Different groups of Christians have understood the continuity and discontinuity differently. A field of theology called “covenant theology” emphasizes the continuity between old and new. Most Christians who hold to some form of classic covenant theology are Presbyterians, or those who understand baptism to have simply been an “administrative change” to circumcision (this is a small component of classic covenant theology). Others Christians who hold to what’s called “dispensationalism” emphasize the discontinuity. Some dispensationalists see Israel and the church as completely distinct, the church was a new component of God’s plan unknown to God’s people before the time of the apostles, and Jews and Christians will have different destinies (Jews on earth, the church in heaven).
While both of these theologies (and their varieties) are attempts to be faithful to the text, both of them have their faults. Both overemphasize some components while neglecting others. Myself, I hold to a form of covenantalism called progressive covenantalism. Don’t let “progressive” fool you. All it means is that God has always worked through covenants with his people, and each covenant needs to be taken on its own terms.
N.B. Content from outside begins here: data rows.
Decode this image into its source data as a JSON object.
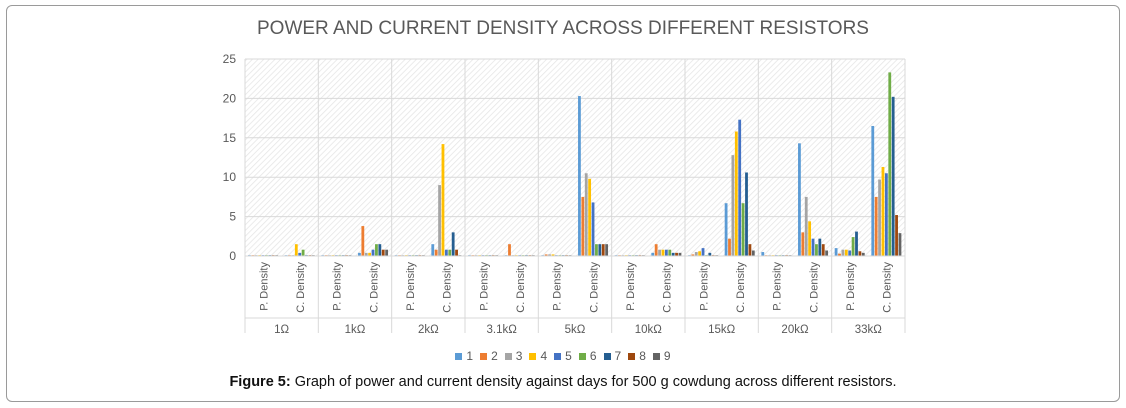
{
  "chart_data": {
    "type": "bar",
    "title": "POWER AND CURRENT DENSITY ACROSS DIFFERENT RESISTORS",
    "xlabel": "",
    "ylabel": "",
    "ylim": [
      0,
      25
    ],
    "yticks": [
      0,
      5,
      10,
      15,
      20,
      25
    ],
    "grid": true,
    "legend_position": "bottom",
    "groups": [
      "1Ω",
      "1kΩ",
      "2kΩ",
      "3.1kΩ",
      "5kΩ",
      "10kΩ",
      "15kΩ",
      "20kΩ",
      "33kΩ"
    ],
    "subcategories": [
      "P. Density",
      "C. Density"
    ],
    "series": [
      {
        "name": "1",
        "color": "#5b9bd5",
        "values": [
          [
            0.1,
            0.1
          ],
          [
            0.1,
            0.4
          ],
          [
            0.1,
            1.5
          ],
          [
            0.1,
            0.1
          ],
          [
            0.1,
            20.3
          ],
          [
            0.1,
            0.4
          ],
          [
            0.1,
            6.7
          ],
          [
            0.5,
            14.3
          ],
          [
            1.0,
            16.5
          ]
        ]
      },
      {
        "name": "2",
        "color": "#ed7d31",
        "values": [
          [
            0.1,
            0.1
          ],
          [
            0.1,
            3.8
          ],
          [
            0.1,
            0.8
          ],
          [
            0.1,
            1.5
          ],
          [
            0.2,
            7.5
          ],
          [
            0.1,
            1.5
          ],
          [
            0.2,
            2.2
          ],
          [
            0.1,
            3.0
          ],
          [
            0.3,
            7.5
          ]
        ]
      },
      {
        "name": "3",
        "color": "#a5a5a5",
        "values": [
          [
            0.1,
            0.1
          ],
          [
            0.1,
            0.4
          ],
          [
            0.1,
            9.0
          ],
          [
            0.1,
            0.1
          ],
          [
            0.2,
            10.5
          ],
          [
            0.1,
            0.8
          ],
          [
            0.5,
            12.8
          ],
          [
            0.1,
            7.5
          ],
          [
            0.8,
            9.7
          ]
        ]
      },
      {
        "name": "4",
        "color": "#ffc000",
        "values": [
          [
            0.1,
            1.5
          ],
          [
            0.1,
            0.4
          ],
          [
            0.1,
            14.2
          ],
          [
            0.1,
            0.1
          ],
          [
            0.2,
            9.8
          ],
          [
            0.1,
            0.8
          ],
          [
            0.6,
            15.8
          ],
          [
            0.1,
            4.4
          ],
          [
            0.8,
            11.3
          ]
        ]
      },
      {
        "name": "5",
        "color": "#4472c4",
        "values": [
          [
            0.1,
            0.4
          ],
          [
            0.1,
            0.8
          ],
          [
            0.1,
            0.8
          ],
          [
            0.1,
            0.1
          ],
          [
            0.1,
            6.8
          ],
          [
            0.1,
            0.8
          ],
          [
            1.0,
            17.3
          ],
          [
            0.1,
            2.2
          ],
          [
            0.7,
            10.5
          ]
        ]
      },
      {
        "name": "6",
        "color": "#70ad47",
        "values": [
          [
            0.1,
            0.8
          ],
          [
            0.1,
            1.5
          ],
          [
            0.1,
            0.8
          ],
          [
            0.1,
            0.1
          ],
          [
            0.1,
            1.5
          ],
          [
            0.1,
            0.8
          ],
          [
            0.1,
            6.7
          ],
          [
            0.1,
            1.5
          ],
          [
            2.4,
            23.3
          ]
        ]
      },
      {
        "name": "7",
        "color": "#255e91",
        "values": [
          [
            0.1,
            0.1
          ],
          [
            0.1,
            1.5
          ],
          [
            0.1,
            3.0
          ],
          [
            0.1,
            0.1
          ],
          [
            0.1,
            1.5
          ],
          [
            0.1,
            0.4
          ],
          [
            0.4,
            10.6
          ],
          [
            0.1,
            2.2
          ],
          [
            3.1,
            20.2
          ]
        ]
      },
      {
        "name": "8",
        "color": "#9e480e",
        "values": [
          [
            0.1,
            0.1
          ],
          [
            0.1,
            0.8
          ],
          [
            0.1,
            0.8
          ],
          [
            0.1,
            0.1
          ],
          [
            0.1,
            1.5
          ],
          [
            0.1,
            0.4
          ],
          [
            0.1,
            1.5
          ],
          [
            0.1,
            1.5
          ],
          [
            0.6,
            5.2
          ]
        ]
      },
      {
        "name": "9",
        "color": "#636363",
        "values": [
          [
            0.1,
            0.1
          ],
          [
            0.1,
            0.8
          ],
          [
            0.1,
            0.1
          ],
          [
            0.1,
            0.1
          ],
          [
            0.1,
            1.5
          ],
          [
            0.1,
            0.4
          ],
          [
            0.1,
            0.7
          ],
          [
            0.1,
            0.7
          ],
          [
            0.4,
            2.9
          ]
        ]
      }
    ]
  },
  "caption": {
    "label": "Figure 5:",
    "text": " Graph of power and current density against days for 500 g cowdung across different resistors."
  }
}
Each covenant has moved the history of redemption forward, hence “progressive”. Progressive covenantalism recognizes how Christ fulfilled the law, formed a new covenant, and made one new man out of Jew and Gentile. It affirms the continuity between the people of God (always by grace through faith) and discontinuity with how different covenants worked.
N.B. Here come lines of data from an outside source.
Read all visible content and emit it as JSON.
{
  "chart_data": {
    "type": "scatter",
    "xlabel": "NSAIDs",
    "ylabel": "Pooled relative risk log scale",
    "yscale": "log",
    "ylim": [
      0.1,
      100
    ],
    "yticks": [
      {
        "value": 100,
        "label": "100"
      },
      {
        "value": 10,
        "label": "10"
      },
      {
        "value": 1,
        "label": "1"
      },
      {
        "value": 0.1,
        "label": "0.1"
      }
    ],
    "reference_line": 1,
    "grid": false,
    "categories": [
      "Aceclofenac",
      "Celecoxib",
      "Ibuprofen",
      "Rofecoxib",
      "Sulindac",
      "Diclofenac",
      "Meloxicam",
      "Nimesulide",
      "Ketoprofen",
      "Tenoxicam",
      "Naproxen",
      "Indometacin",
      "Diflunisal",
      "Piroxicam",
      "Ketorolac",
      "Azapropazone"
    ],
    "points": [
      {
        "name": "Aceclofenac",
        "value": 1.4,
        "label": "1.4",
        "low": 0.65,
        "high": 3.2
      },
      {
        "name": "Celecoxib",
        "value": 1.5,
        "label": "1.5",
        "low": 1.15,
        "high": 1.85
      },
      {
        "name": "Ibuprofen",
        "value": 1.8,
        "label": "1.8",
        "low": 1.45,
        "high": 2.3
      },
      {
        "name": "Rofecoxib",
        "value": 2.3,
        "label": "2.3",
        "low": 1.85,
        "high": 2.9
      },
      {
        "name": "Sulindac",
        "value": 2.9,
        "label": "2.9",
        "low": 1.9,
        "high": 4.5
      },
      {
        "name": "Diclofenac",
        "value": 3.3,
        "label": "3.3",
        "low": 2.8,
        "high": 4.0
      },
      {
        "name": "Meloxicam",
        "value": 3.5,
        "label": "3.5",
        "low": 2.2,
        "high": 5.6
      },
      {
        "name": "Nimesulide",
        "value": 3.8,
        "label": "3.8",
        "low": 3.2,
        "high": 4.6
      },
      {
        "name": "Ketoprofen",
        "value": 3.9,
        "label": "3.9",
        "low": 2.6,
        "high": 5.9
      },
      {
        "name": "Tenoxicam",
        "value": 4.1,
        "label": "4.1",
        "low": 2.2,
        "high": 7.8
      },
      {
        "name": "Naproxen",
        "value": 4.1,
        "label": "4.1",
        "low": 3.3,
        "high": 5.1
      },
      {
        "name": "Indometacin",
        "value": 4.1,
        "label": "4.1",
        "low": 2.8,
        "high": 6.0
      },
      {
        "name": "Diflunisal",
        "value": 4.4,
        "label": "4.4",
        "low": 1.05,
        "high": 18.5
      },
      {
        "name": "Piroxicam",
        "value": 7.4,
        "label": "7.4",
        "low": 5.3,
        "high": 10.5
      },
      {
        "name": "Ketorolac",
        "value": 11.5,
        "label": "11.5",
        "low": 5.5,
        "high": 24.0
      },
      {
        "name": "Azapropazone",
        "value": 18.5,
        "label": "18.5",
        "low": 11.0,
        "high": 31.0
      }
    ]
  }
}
Chapter 6 consists of many of Jesus’s teachings, which is Luke’s form of the sermon on the mount. Throughout Luke, Jesus is will be questioned many times about how he observes the Sabbath and understands its meaning. When Jesus is plucking grain, he is breaking no such Sabbath law, which did prohibit the use of farm equipment. The Pharisees cast doubt on Jesus’s reputation, but Jesus corrects their misunderstanding. When Jesus heals a man with a weak hand, the Pharisees are enraged solely because it took place on the Sabbath. They miss the point of the healing completely.
When it comes to the crowds, Jesus is loved early on. He teaches with authority and heals the sick. Similarly to Matthew 5-7, Jesus gives the beatitudes, pronounces woes, teaches on loving enemies and proper judgment, and building a life on his words. While it is much shorter, Luke’s sermon on the mount follows the same general outline.
Psalm 61: I will take refuge in God’s house.
Psalm 62: God is the only one who makes salvation possible.
Psalm 63: God is more satisfying than anything this world offers.
Psalm 64: God guards his people from wickedness.
Psalm 65: The God of creation is the God of salvation.